Covenant Marriage as Ascriptural Event (Part Two)

Marriage today in the United States is a decidedly secular event. In line with the analysis of Berkhof, marriage as covenant, even within a Scriptural context, is a mutual voluntary agreement between two people, and in keeping with social, moral and legal understandings current today, when one party breaks that mutual voluntary agreement, the other party feels free to terminate that agreement. By transforming contract into a sacred covenant, or so the thinking goes, we have now raised the standard and how we view the sanctity of marriage. C.S. Lewis reminds us, in his classic Mere Christianity, the difficulty with understanding and communication when we engage in language-games. Lewis considers the word “gentleman” which began as a term that identified a person as holding a coat of arms and owning land. The term has come to mean a person who has manners, and therefore no longer acts as a description of a person but reflected simply the opinion of the speaker.
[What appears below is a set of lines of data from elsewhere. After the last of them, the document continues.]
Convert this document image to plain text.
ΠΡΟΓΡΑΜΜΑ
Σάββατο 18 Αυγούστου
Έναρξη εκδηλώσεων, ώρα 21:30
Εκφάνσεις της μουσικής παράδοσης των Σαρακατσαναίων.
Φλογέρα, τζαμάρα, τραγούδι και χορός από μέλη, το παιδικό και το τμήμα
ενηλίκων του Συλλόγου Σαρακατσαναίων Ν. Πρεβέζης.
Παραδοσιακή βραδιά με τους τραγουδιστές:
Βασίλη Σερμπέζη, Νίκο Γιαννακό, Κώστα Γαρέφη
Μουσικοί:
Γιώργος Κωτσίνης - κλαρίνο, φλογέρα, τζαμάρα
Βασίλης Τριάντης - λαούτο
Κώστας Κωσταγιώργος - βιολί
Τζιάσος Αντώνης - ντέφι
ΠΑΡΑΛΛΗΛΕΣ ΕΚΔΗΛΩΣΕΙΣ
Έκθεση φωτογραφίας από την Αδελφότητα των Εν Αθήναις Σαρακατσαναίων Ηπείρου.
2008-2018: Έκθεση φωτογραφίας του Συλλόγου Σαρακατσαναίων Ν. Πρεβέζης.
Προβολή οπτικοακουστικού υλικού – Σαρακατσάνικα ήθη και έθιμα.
That marriage is now secular may be seen as well in the resistance offered up toward entry into covenant marriage in the three states where it has been enacted. Current numbers indicate that approximately two percent of couples in those states have opted for the covenant marriage, as reported in the column by Cheryl Wetzstein in the September 7, 2008 edition of the Washington Times. As well, in examination of the Arizona version of covenant marriage, you will find the traditional grounds for divorce remain available to covenant marriage couples effectively divorcing the legislation from its intent (pun intended). We Americans simply are not willing to shift away from our contractual thinking and right to be free.
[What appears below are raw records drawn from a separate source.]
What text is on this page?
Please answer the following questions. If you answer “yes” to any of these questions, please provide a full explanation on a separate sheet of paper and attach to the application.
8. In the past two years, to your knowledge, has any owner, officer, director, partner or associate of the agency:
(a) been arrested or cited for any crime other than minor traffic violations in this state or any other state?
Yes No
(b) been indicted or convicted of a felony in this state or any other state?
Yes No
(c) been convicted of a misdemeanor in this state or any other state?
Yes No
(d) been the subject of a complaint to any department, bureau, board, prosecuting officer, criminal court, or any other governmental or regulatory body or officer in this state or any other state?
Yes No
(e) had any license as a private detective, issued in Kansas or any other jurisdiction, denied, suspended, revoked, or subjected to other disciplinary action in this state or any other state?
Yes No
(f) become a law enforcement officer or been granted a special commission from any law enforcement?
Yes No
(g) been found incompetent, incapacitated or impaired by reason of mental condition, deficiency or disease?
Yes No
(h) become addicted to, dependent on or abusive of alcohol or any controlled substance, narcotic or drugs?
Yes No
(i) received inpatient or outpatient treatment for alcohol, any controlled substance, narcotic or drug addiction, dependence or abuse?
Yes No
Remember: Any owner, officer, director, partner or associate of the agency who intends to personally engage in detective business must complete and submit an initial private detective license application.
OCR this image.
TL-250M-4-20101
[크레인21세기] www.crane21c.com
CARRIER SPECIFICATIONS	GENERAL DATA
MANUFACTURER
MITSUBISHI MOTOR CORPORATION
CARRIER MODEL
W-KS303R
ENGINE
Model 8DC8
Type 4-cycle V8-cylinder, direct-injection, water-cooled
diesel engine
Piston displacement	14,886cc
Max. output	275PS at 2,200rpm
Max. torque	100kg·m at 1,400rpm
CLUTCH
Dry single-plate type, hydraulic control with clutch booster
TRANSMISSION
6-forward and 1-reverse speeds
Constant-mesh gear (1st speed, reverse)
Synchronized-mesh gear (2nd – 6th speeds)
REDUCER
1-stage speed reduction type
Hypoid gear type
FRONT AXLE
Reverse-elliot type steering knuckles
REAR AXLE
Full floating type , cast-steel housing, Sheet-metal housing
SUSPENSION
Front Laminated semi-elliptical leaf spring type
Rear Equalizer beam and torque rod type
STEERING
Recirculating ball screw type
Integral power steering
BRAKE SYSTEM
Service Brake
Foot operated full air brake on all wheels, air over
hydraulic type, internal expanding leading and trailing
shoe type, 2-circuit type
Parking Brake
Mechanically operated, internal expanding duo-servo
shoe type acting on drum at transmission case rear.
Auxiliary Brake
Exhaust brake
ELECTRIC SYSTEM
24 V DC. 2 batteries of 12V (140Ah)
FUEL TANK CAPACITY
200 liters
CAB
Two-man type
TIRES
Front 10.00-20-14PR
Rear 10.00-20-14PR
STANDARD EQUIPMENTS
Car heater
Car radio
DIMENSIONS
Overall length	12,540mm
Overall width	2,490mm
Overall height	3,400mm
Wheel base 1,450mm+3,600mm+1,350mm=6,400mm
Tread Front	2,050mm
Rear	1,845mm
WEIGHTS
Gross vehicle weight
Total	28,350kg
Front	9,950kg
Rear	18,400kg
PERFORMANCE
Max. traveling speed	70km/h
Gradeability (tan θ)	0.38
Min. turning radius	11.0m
Hence, as cautioned by Hauerwas and MacIntyre, there is great danger with efforts to translate Christian terms into language generally assumed to be available, and understood, by the secular world. One difficulty may be, for secular thinkers as well as most Protestants, we resist the view marriage is sacramental as that sounds much too Roman Catholic for our tastes. Yet coming to a fuller understanding of marriage within the context of Scripture, as opposed to clothing the relationship with Christian-sounding language and symbols, through legislation and for that matter recitation of vows more often than not performed as ritual, may be the better method to strengthen marriage and decrease the number of divorces. Learning to speak the language of Scripture may be the remedy for the marriage crisis and take us beyond the idea of contract - and covenant - as the foundation of marriage.
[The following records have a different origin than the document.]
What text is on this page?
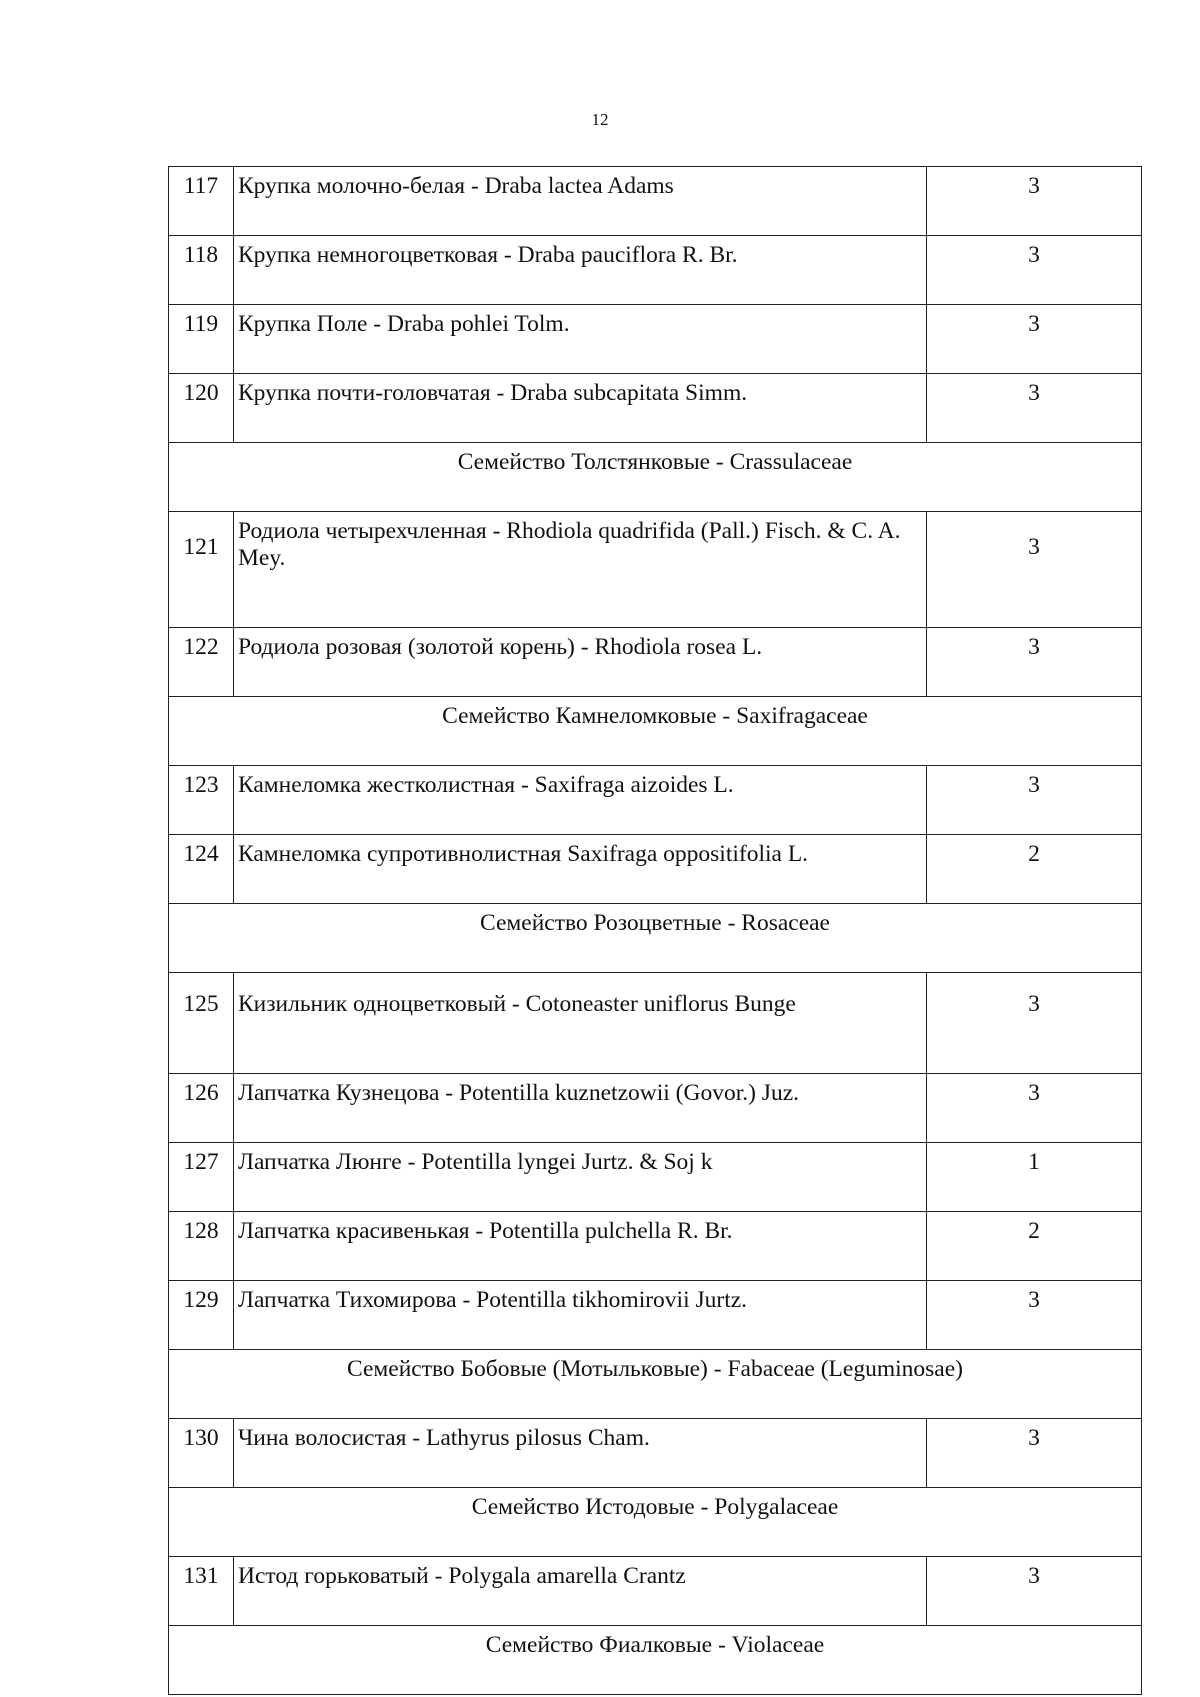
12
117	Крупка молочно-белая - Draba lactea Adams	3
118	Крупка немногоцветковая - Draba pauciflora R. Br.	3
119	Крупка Поле - Draba pohlei Tolm.	3
120	Крупка почти-головчатая - Draba subcapitata Simm.	3
Семейство Толстянковые - Crassulaceae		
121	Родиола четырехчленная - Rhodiola quadrifida (Pall.) Fisch. & C. A. Mey.	3
122	Родиола розовая (золотой корень) - Rhodiola rosea L.	3
Семейство Камнеломковые - Saxifragaceae		
123	Камнеломка жестколистная - Saxifraga aizoides L.	3
124	Камнеломка супротивнолистная Saxifraga oppositifolia L.	2
Семейство Розоцветные - Rosaceae		
125	Кизильник одноцветковый - Cotoneaster uniflorus Bunge	3
126	Лапчатка Кузнецова - Potentilla kuznetzowii (Govor.) Juz.	3
127	Лапчатка Люнге - Potentilla lyngei Jurtz. & Soj k	1
128	Лапчатка красивенькая - Potentilla pulchella R. Br.	2
129	Лапчатка Тихомирова - Potentilla tikhomirovii Jurtz.	3
Семейство Бобовые (Мотыльковые) - Fabaceae (Leguminosae)		
130	Чина волосистая - Lathyrus pilosus Cham.	3
Семейство Истодовые - Polygalaceae		
131	Истод горьковатый - Polygala amarella Crantz	3
Семейство Фиалковые - Violaceae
Is it possible we have confused romance with love? Is it possible we are confused as well as to that term “love?” Stanley Hauerwas in his essay “On Marriage and Homosexuality” in Better Hope: Resources for a Church Confronting Capitalism, Democracy and Postmodernity at 49, believes this is precisely the situation when he suggests “love is far too vague a term to do any work in helping us to discover the disciplines necessary to sustain a marriage, particularly in our cultural context (recall the C.S. Lewis observation about the term gentleman). If this is in fact the situation, relying on romance and love to sustain a marriage is just as likely to succeed as fail – then again is that part of the reason why approximately half of all marriages fail?